Local Interpretable Model-Agnostic Explanations for Online Maternal Healthcare
Ggaliwango Marvin, Daudi Jjingo, Joyce Nakatumba‐Nabende, Md. Golam Rabiul Alam
Abstract
In culturally conservative communities, access to authentic sexual, reproductive, and adolescent information is scarce, particularly in low and middle-income countries. This has led to an over-reliance on social media and online communities to obtain such information, hence leading to the proliferation of fake and inappropriate healthcare advice. Moreover, there is no regulatory body to verify and validate shared healthcare information on online platforms. Individuals often disguise their identity while seeking sensitive information on sexual, reproductive and maternal health online.
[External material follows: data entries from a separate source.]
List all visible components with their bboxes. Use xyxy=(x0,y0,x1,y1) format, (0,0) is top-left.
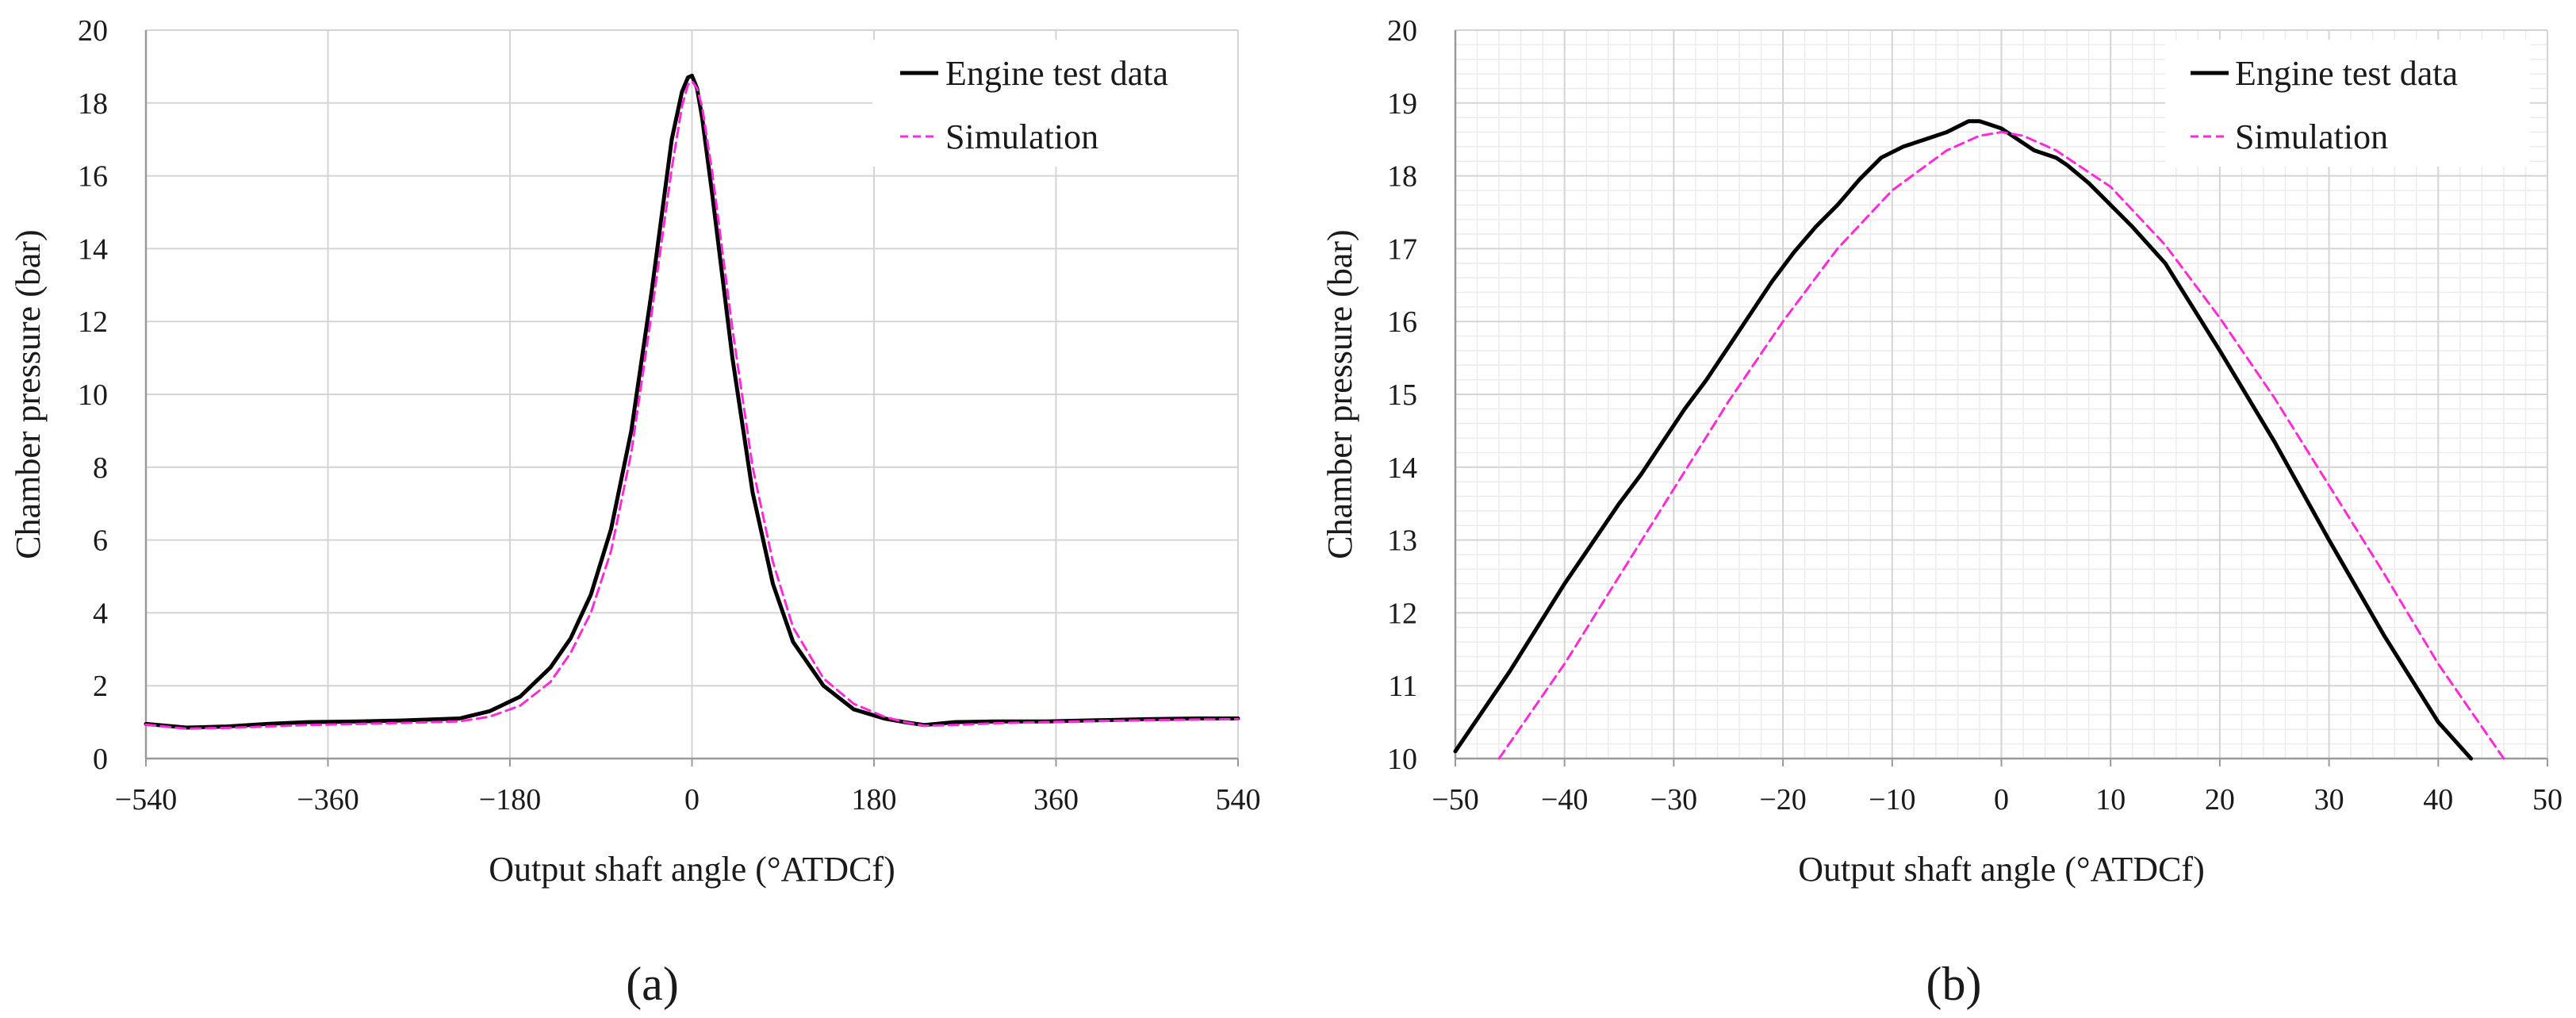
chart-b-x-ticks: −50 −40 −30 −20 −10 0 10 20 30 40 50 xyxy=(1432,759,2563,816)
chart-a-x-tick-label: −540 xyxy=(115,783,177,816)
chart-b-x-tick-label: 20 xyxy=(2205,783,2235,816)
chart-b-legend-label-sim: Simulation xyxy=(2235,117,2388,156)
chart-b-y-tick-label: 18 xyxy=(1387,160,1417,194)
chart-a-y-tick-label: 12 xyxy=(78,305,108,339)
chart-b-series-simulation xyxy=(1497,131,2505,760)
chart-a-x-tick-label: −360 xyxy=(297,783,358,816)
chart-a-y-tick-label: 6 xyxy=(93,524,108,558)
chart-b-y-tick-label: 19 xyxy=(1387,87,1417,121)
chart-a-y-tick-label: 10 xyxy=(78,378,108,412)
chart-a-x-axis-label: Output shaft angle (°ATDCf) xyxy=(489,850,895,889)
chart-b-x-tick-label: −40 xyxy=(1541,783,1588,816)
chart-a-y-tick-label: 16 xyxy=(78,160,108,194)
chart-a: 0 2 4 6 8 10 12 14 16 18 20 −540 −360 −180 0 180 360 540… xyxy=(9,14,1261,1010)
chart-a-legend-background xyxy=(872,40,1237,167)
chart-a-legend-label-test: Engine test data xyxy=(945,54,1168,93)
chart-b: 10 11 12 13 14 15 16 17 18 19 20 −50 −40 −30 −20 −10 0 1… xyxy=(1321,14,2563,1010)
chart-b-y-ticks: 10 11 12 13 14 15 16 17 18 19 20 xyxy=(1387,14,1417,776)
chart-a-y-tick-label: 8 xyxy=(93,451,108,485)
chart-b-legend-label-test: Engine test data xyxy=(2235,54,2458,93)
chart-a-x-tick-label: 0 xyxy=(684,783,700,816)
chart-b-y-axis-label: Chamber pressure (bar) xyxy=(1321,229,1359,559)
chart-b-y-tick-label: 13 xyxy=(1387,524,1417,558)
chart-b-legend-background xyxy=(2165,40,2530,167)
chart-a-x-ticks: −540 −360 −180 0 180 360 540 xyxy=(115,759,1261,816)
chart-a-series xyxy=(144,73,1240,730)
chart-b-x-axis-label: Output shaft angle (°ATDCf) xyxy=(1798,850,2205,889)
chart-b-y-tick-label: 17 xyxy=(1387,232,1417,266)
chart-b-y-tick-label: 10 xyxy=(1387,743,1417,776)
chart-b-y-tick-label: 12 xyxy=(1387,597,1417,630)
chart-b-panel-label: (b) xyxy=(1926,958,1982,1010)
chart-b-series xyxy=(1453,119,2505,761)
chart-b-x-tick-label: 0 xyxy=(1994,783,2009,816)
chart-b-y-tick-label: 14 xyxy=(1387,451,1417,485)
chart-b-y-tick-label: 16 xyxy=(1387,305,1417,339)
chart-a-y-tick-label: 18 xyxy=(78,87,108,121)
chart-a-y-tick-label: 14 xyxy=(78,232,108,266)
chart-a-panel-label: (a) xyxy=(626,958,679,1010)
chart-b-legend: Engine test data Simulation xyxy=(2165,40,2530,167)
chart-b-x-tick-label: −50 xyxy=(1432,783,1478,816)
chart-a-legend-label-sim: Simulation xyxy=(945,117,1098,156)
chart-b-series-engine-test xyxy=(1453,119,2474,761)
chart-a-series-simulation xyxy=(144,79,1240,730)
chart-a-x-tick-label: −180 xyxy=(479,783,541,816)
chart-a-y-tick-label: 2 xyxy=(93,670,108,703)
chart-b-x-tick-label: 30 xyxy=(2314,783,2344,816)
chart-a-x-tick-label: 540 xyxy=(1216,783,1261,816)
chart-a-y-ticks: 0 2 4 6 8 10 12 14 16 18 20 xyxy=(78,14,108,776)
chart-b-x-tick-label: −30 xyxy=(1650,783,1697,816)
chart-b-y-tick-label: 11 xyxy=(1388,670,1417,703)
chart-b-x-tick-label: −10 xyxy=(1869,783,1915,816)
chart-b-y-tick-label: 20 xyxy=(1387,14,1417,48)
chart-a-series-engine-test xyxy=(144,73,1240,730)
chart-b-y-tick-label: 15 xyxy=(1387,378,1417,412)
chart-b-x-tick-label: 40 xyxy=(2423,783,2453,816)
chart-b-x-tick-label: 50 xyxy=(2532,783,2563,816)
chart-b-x-tick-label: 10 xyxy=(2095,783,2126,816)
chart-a-x-tick-label: 180 xyxy=(852,783,897,816)
chart-a-y-tick-label: 4 xyxy=(93,597,108,630)
chart-a-x-tick-label: 360 xyxy=(1033,783,1079,816)
chart-a-legend: Engine test data Simulation xyxy=(872,40,1237,167)
chart-a-y-axis-label: Chamber pressure (bar) xyxy=(9,229,48,559)
chart-b-x-tick-label: −20 xyxy=(1759,783,1806,816)
chart-a-y-tick-label: 20 xyxy=(78,14,108,48)
chart-a-y-tick-label: 0 xyxy=(93,743,108,776)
This has facilitated untraceable spread of incorrect information and harmful medical advice among social groups. These variations in social dynamics result in healthcare disparities, which reinforce health inequalities. In this paper, we propose the use of interpretable machine learning to evaluate online maternal medical advice for authenticity. We report on the negative results of Machine Learning Models attempt to distinguish between authentic and fake medical advice and urgently advocate for the establishment of a sexual, reproductive and maternal health corpus for machine learning models to learn, filter and detect medical imposters or misinformation. Our work highlights the insufficiency of explainable AI in medical contexts and underscores the need for establishing regulatory bodies to ensure the authenticity of sensitive healthcare information via social media and online platforms.